Sport Related Strength
It also becomes important to strengthen the calf muscles in positions that are vital to skiers including squats, split squats, and deadlifts. You can perform squats on level ground or on an incline/decline board, a split squat with the front limb heel off the ground and either the front or rear leg elevated, and a single leg deadlift. One of my favorite late stage rehab exercises that requires both strength and balance of the calf muscles is a cross body step up into a single leg heel raise. You should be doing your exercises to first have endurance strength with a volume of 2-3 sets of 25-30 repetitions. Then you need to convert that endurance strength to power-endurance strength.
Plyometric Power Strength
plyometric impact exercises such as pogo hops can be a great exercise to improve the power-endurance strength of the calf muscles and achilles tendon. It’s an explosive calf raise by executing a jump with only your ankles and keeping the knees straight. The parameters skiers should think about when performing this exercise is duration and should safely be ramped up to match the average time it takes to complete a ski run at a frequency that matches the rate of turns completed (roughly 1.5-2.5 seconds per turn).
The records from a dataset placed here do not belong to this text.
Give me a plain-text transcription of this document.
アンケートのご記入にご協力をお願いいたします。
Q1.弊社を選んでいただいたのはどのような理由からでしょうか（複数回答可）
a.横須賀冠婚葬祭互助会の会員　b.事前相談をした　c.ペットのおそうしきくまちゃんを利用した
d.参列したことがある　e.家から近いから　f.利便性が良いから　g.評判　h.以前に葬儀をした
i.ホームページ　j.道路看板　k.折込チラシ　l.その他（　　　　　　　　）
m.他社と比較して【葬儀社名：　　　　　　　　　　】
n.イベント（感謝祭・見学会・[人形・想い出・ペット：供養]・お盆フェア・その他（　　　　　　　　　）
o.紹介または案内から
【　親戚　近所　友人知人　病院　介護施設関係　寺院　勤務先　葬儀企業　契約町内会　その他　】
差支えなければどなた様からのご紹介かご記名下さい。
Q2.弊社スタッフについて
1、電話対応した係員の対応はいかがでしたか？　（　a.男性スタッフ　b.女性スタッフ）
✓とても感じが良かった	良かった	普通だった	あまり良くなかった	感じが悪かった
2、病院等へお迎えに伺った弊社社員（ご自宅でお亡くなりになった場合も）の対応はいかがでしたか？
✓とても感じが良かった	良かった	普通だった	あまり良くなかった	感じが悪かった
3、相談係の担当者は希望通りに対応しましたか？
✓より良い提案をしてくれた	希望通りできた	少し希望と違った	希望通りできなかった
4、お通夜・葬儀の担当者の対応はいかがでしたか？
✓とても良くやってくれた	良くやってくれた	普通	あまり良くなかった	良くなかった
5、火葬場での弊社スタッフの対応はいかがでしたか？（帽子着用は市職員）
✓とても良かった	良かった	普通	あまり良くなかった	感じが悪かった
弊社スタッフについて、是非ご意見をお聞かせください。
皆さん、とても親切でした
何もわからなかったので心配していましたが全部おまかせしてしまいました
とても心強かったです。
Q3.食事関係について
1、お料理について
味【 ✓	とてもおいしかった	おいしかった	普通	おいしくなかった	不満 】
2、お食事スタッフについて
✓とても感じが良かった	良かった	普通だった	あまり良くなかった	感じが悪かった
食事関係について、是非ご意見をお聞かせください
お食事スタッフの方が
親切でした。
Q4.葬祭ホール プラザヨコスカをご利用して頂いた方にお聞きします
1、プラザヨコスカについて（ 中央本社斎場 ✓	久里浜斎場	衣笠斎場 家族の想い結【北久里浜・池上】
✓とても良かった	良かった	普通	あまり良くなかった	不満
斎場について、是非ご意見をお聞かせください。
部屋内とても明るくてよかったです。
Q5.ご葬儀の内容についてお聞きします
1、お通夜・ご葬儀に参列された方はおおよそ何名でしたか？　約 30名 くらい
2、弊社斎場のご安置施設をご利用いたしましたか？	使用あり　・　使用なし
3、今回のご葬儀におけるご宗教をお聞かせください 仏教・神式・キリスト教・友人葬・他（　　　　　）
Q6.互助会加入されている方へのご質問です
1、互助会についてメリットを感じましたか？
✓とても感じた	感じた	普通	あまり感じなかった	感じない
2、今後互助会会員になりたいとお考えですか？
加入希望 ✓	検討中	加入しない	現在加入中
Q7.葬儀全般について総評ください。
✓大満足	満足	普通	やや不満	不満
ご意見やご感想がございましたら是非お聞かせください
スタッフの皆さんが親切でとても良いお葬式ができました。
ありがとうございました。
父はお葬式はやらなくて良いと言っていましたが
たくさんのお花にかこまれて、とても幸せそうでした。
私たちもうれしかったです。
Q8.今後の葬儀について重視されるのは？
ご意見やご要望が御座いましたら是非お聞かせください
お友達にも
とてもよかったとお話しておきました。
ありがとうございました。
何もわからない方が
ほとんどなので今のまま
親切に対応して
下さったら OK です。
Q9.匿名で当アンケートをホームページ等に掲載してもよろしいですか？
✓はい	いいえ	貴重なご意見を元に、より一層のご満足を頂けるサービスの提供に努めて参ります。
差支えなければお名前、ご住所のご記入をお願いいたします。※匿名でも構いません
This exercise can be progressed to hopping side to side, rotationally, alternating between feet, single leg hops, and with added weight. I believe a good barometer for return back to snow is performing 40-60 weighted (30-50% of body weight) split squat jumps at a frequency of 1.5-2.5 seconds within tolerance during and after the exercise.
I hope this helps you in either preventing future injury or managing a current achilles tendon injury. I wish Steve Nyman the best during his recovery and any other skier going through the same or similar injury. If you have any questions, comments, concerns, feedback please drop a comment below and I will be sure to answer.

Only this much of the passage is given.